Time to build up land banks

Land prices stabilising as they have reached their peak: Analysts

The time is ripe for real estate developers to build up their land banks as land prices are stabilising, according to analysts.

According to Nomura’s latest Singapore property report, the recent tender for the 13,000-sq-m Upper Serangoon View site attracted “very tight” bids.

The top bid, put in jointly by Frasers Centrepoint, Far East Civil Engineering and Japanese developers Sekisui House, was $156.8 million, or $320 per square foot (psf) per plot ratio (ppr).

The next highest bid, tendered by unlisted developer Centurion, was around $152.9 million – a difference of only 2.6 per cent.

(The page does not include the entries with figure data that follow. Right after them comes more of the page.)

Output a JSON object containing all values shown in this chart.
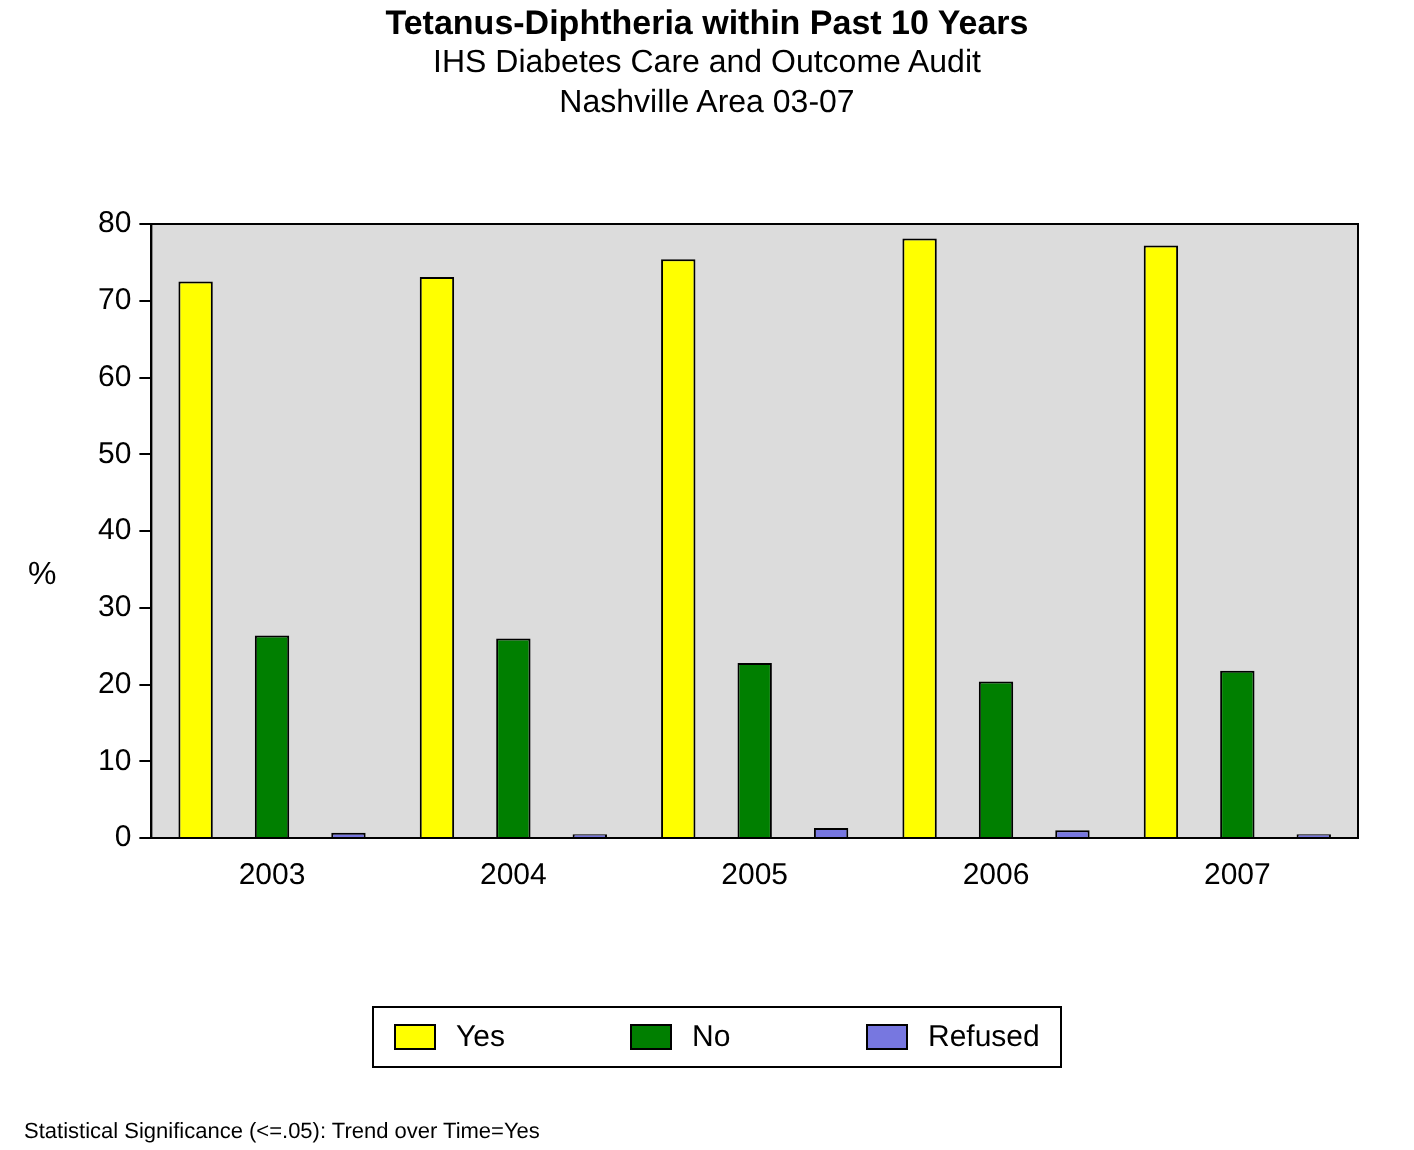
{
  "chart_data": {
    "type": "bar",
    "title": "Tetanus-Diphtheria within Past 10 Years",
    "subtitle": "IHS Diabetes Care and Outcome Audit\nNashville Area 03-07",
    "ylabel": "%",
    "categories": [
      "2003",
      "2004",
      "2005",
      "2006",
      "2007"
    ],
    "series": [
      {
        "name": "Yes",
        "color": "#ffff00",
        "values": [
          72.5,
          73.1,
          75.4,
          78.1,
          77.2
        ]
      },
      {
        "name": "No",
        "color": "#007f00",
        "values": [
          26.4,
          26.0,
          22.8,
          20.4,
          21.8
        ]
      },
      {
        "name": "Refused",
        "color": "#7777e0",
        "values": [
          0.7,
          0.5,
          1.3,
          1.0,
          0.5
        ]
      }
    ],
    "ylim": [
      0,
      80
    ],
    "yticks": [
      0,
      10,
      20,
      30,
      40,
      50,
      60,
      70,
      80
    ],
    "grid": false,
    "legend": "bottom",
    "annotations": [
      "Statistical Significance (<=.05): Trend over Time=Yes"
    ]
  }
}
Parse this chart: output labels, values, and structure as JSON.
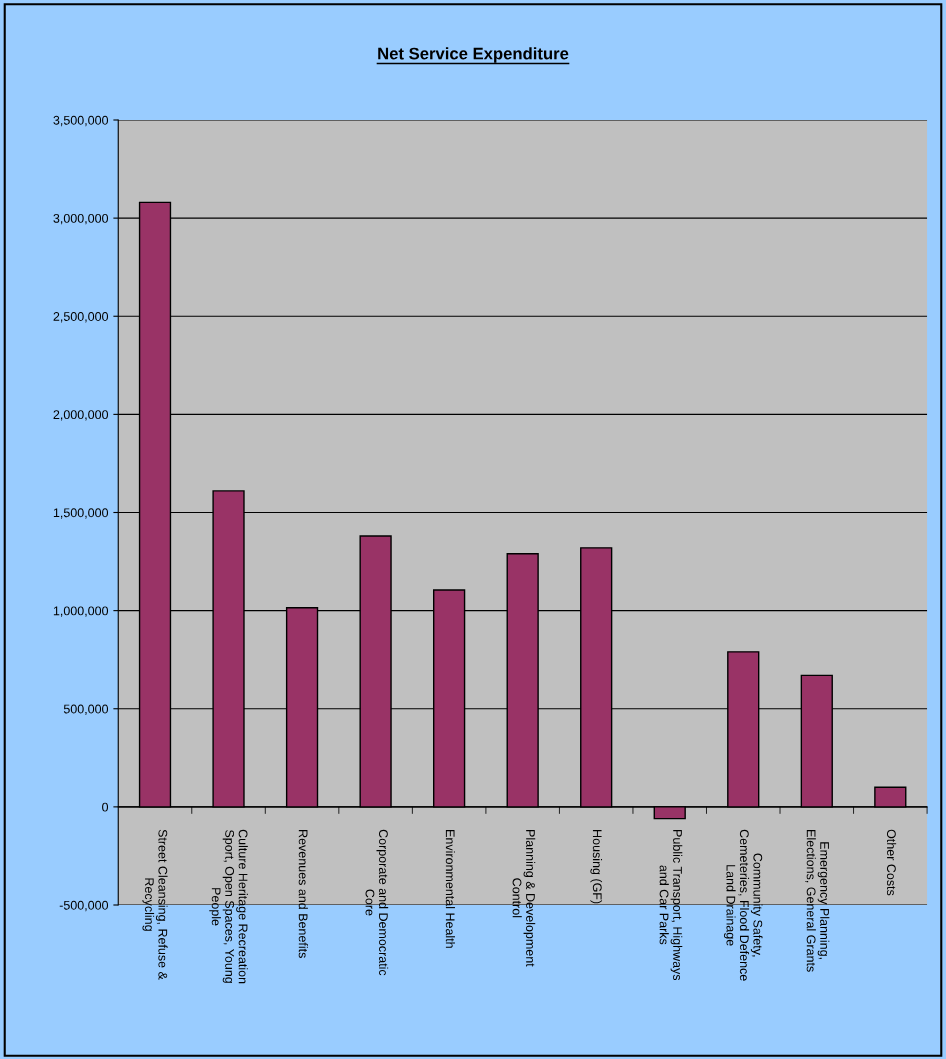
{
  "chart_data": {
    "type": "bar",
    "title": "Net Service Expenditure",
    "categories": [
      "Street Cleansing, Refuse &\nRecycling",
      "Culture Heritage Recreation\nSport, Open Spaces, Young\nPeople",
      "Revenues and Benefits",
      "Corporate and Democratic\nCore",
      "Environmental Health",
      "Planning & Development\nControl",
      "Housing (GF)",
      "Public Transport, Highways\nand Car Parks",
      "Community Safety,\nCemeteries, Flood Defence\nLand Drainage",
      "Emergency Planning,\nElections, General Grants",
      "Other Costs"
    ],
    "values": [
      3080000,
      1610000,
      1015000,
      1380000,
      1105000,
      1290000,
      1320000,
      -60000,
      790000,
      670000,
      100000
    ],
    "color": "#993366",
    "ylim": [
      -500000,
      3500000
    ],
    "yticks": [
      {
        "value": -500000,
        "label": "-500,000"
      },
      0,
      {
        "value": 500000,
        "label": "500,000"
      },
      {
        "value": 1000000,
        "label": "1,000,000"
      },
      {
        "value": 1500000,
        "label": "1,500,000"
      },
      {
        "value": 2000000,
        "label": "2,000,000"
      },
      {
        "value": 2500000,
        "label": "2,500,000"
      },
      {
        "value": 3000000,
        "label": "3,000,000"
      },
      {
        "value": 3500000,
        "label": "3,500,000"
      }
    ],
    "grid": "y",
    "legend": false
  }
}
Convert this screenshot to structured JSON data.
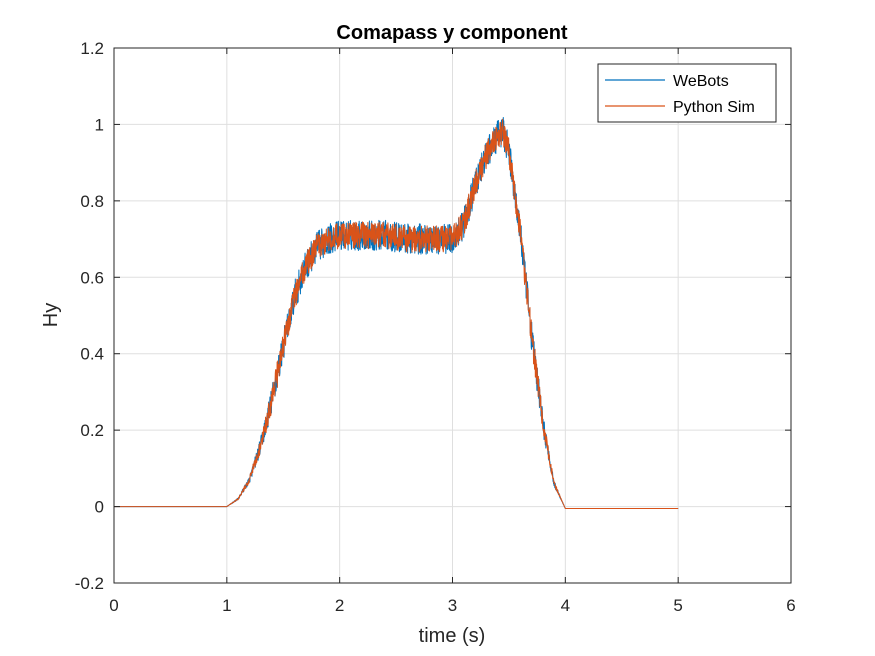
{
  "chart_data": {
    "type": "line",
    "title": "Comapass y component",
    "xlabel": "time (s)",
    "ylabel": "Hy",
    "xlim": [
      0,
      6
    ],
    "ylim": [
      -0.2,
      1.2
    ],
    "xticks": [
      "0",
      "1",
      "2",
      "3",
      "4",
      "5",
      "6"
    ],
    "yticks": [
      "-0.2",
      "0",
      "0.2",
      "0.4",
      "0.6",
      "0.8",
      "1",
      "1.2"
    ],
    "grid": true,
    "legend_position": "top-right",
    "series": [
      {
        "name": "WeBots",
        "color": "#0072BD",
        "noise_amplitude": 0.04,
        "x": [
          0,
          1.0,
          1.1,
          1.2,
          1.3,
          1.4,
          1.5,
          1.6,
          1.7,
          1.8,
          1.9,
          2.0,
          2.2,
          2.4,
          2.6,
          2.8,
          3.0,
          3.1,
          3.2,
          3.3,
          3.4,
          3.45,
          3.5,
          3.6,
          3.7,
          3.8,
          3.9,
          4.0,
          4.5,
          5.0
        ],
        "y": [
          0,
          0,
          0.02,
          0.07,
          0.16,
          0.28,
          0.42,
          0.55,
          0.63,
          0.68,
          0.7,
          0.71,
          0.71,
          0.71,
          0.7,
          0.7,
          0.7,
          0.74,
          0.84,
          0.92,
          0.97,
          0.98,
          0.93,
          0.72,
          0.45,
          0.22,
          0.06,
          -0.005,
          -0.005,
          -0.005
        ]
      },
      {
        "name": "Python Sim",
        "color": "#D95319",
        "noise_amplitude": 0.035,
        "x": [
          0,
          1.0,
          1.1,
          1.2,
          1.3,
          1.4,
          1.5,
          1.6,
          1.7,
          1.8,
          1.9,
          2.0,
          2.2,
          2.4,
          2.6,
          2.8,
          3.0,
          3.1,
          3.2,
          3.3,
          3.4,
          3.45,
          3.5,
          3.6,
          3.7,
          3.8,
          3.9,
          4.0,
          4.5,
          5.0
        ],
        "y": [
          0,
          0,
          0.02,
          0.07,
          0.16,
          0.28,
          0.42,
          0.55,
          0.63,
          0.68,
          0.7,
          0.71,
          0.71,
          0.71,
          0.7,
          0.7,
          0.7,
          0.74,
          0.84,
          0.92,
          0.97,
          0.98,
          0.93,
          0.72,
          0.45,
          0.22,
          0.06,
          -0.005,
          -0.005,
          -0.005
        ]
      }
    ]
  }
}
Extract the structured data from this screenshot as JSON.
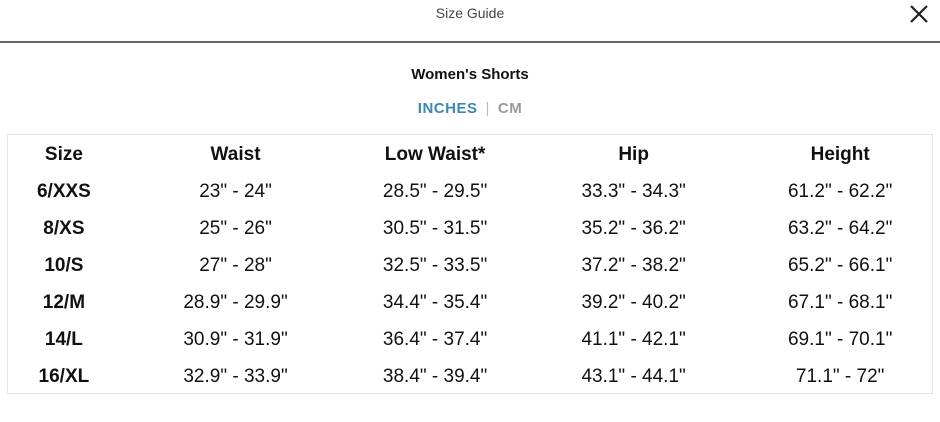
{
  "modal": {
    "title": "Size Guide",
    "close_icon": "close-icon"
  },
  "guide": {
    "title": "Women's Shorts",
    "units": {
      "active": "INCHES",
      "separator": "|",
      "inactive": "CM",
      "active_color": "#3d87b8"
    }
  },
  "table": {
    "headers": [
      "Size",
      "Waist",
      "Low Waist*",
      "Hip",
      "Height"
    ],
    "rows": [
      [
        "6/XXS",
        "23\" - 24\"",
        "28.5\" - 29.5\"",
        "33.3\" - 34.3\"",
        "61.2\" - 62.2\""
      ],
      [
        "8/XS",
        "25\" - 26\"",
        "30.5\" - 31.5\"",
        "35.2\" - 36.2\"",
        "63.2\" - 64.2\""
      ],
      [
        "10/S",
        "27\" - 28\"",
        "32.5\" - 33.5\"",
        "37.2\" - 38.2\"",
        "65.2\" - 66.1\""
      ],
      [
        "12/M",
        "28.9\" - 29.9\"",
        "34.4\" - 35.4\"",
        "39.2\" - 40.2\"",
        "67.1\" - 68.1\""
      ],
      [
        "14/L",
        "30.9\" - 31.9\"",
        "36.4\" - 37.4\"",
        "41.1\" - 42.1\"",
        "69.1\" - 70.1\""
      ],
      [
        "16/XL",
        "32.9\" - 33.9\"",
        "38.4\" - 39.4\"",
        "43.1\" - 44.1\"",
        "71.1\" - 72\""
      ]
    ]
  }
}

“The bids received were among the tightest for government land sales tenders since August last year and this could suggest developers’ expectations of land prices are approaching common ground,” the Nomura report said.

The narrowing of bids came despite the relatively lukewarm response to the tender. The Upper Serangoon View site attracted four bids, compared with six for the 15,630-sq-m Hougang Avenue 7 site.

The highest bid for the Hougang Avenue 7 site was $160 million, or $340 psf ppr, by Sim Lian Land.

Land prices are stabilising as they have reached their peak, noted Mr Colin Tan, head of research and consultancy at Chesterton Suntec International. They have tapered off from mid-year levels of $450 to $600 psf to about $350 to $400 psf, analysts say.

Now that the Ministry of National Development has announced the Government Land Sales programme for the first half of next year, future tenders may also see fewer bids as developers “conserve their resources for the new sites”, said Mr Nicholas Mak, executive director of research at SLP International.

On the other hand, competition for land could become more intense with the rising influx of foreign developers, analysts say.

Chinese developer MCC Land launched an executive condominium, The Canopy, in Yishun early last month.

Meanwhile, Japanese developers Sekisui House and Mitsui Fudosan have collaborated with local partners, a trend which will likely continue as this is the easiest way to break into a new market, analysts say.

“As foreign developers see less upside in their own home markets, they will be tempted to invest overseas,” said Mr Tan.

The rising Singapore dollar is also an attraction, as it translates into higher capital values for Singapore properties.

Allowing foreign developers to bid for land could also benefit home buyers.

“They could bring in new ideas. Greater competition could produce better products or lower prices for consumers,” said Mr Tan.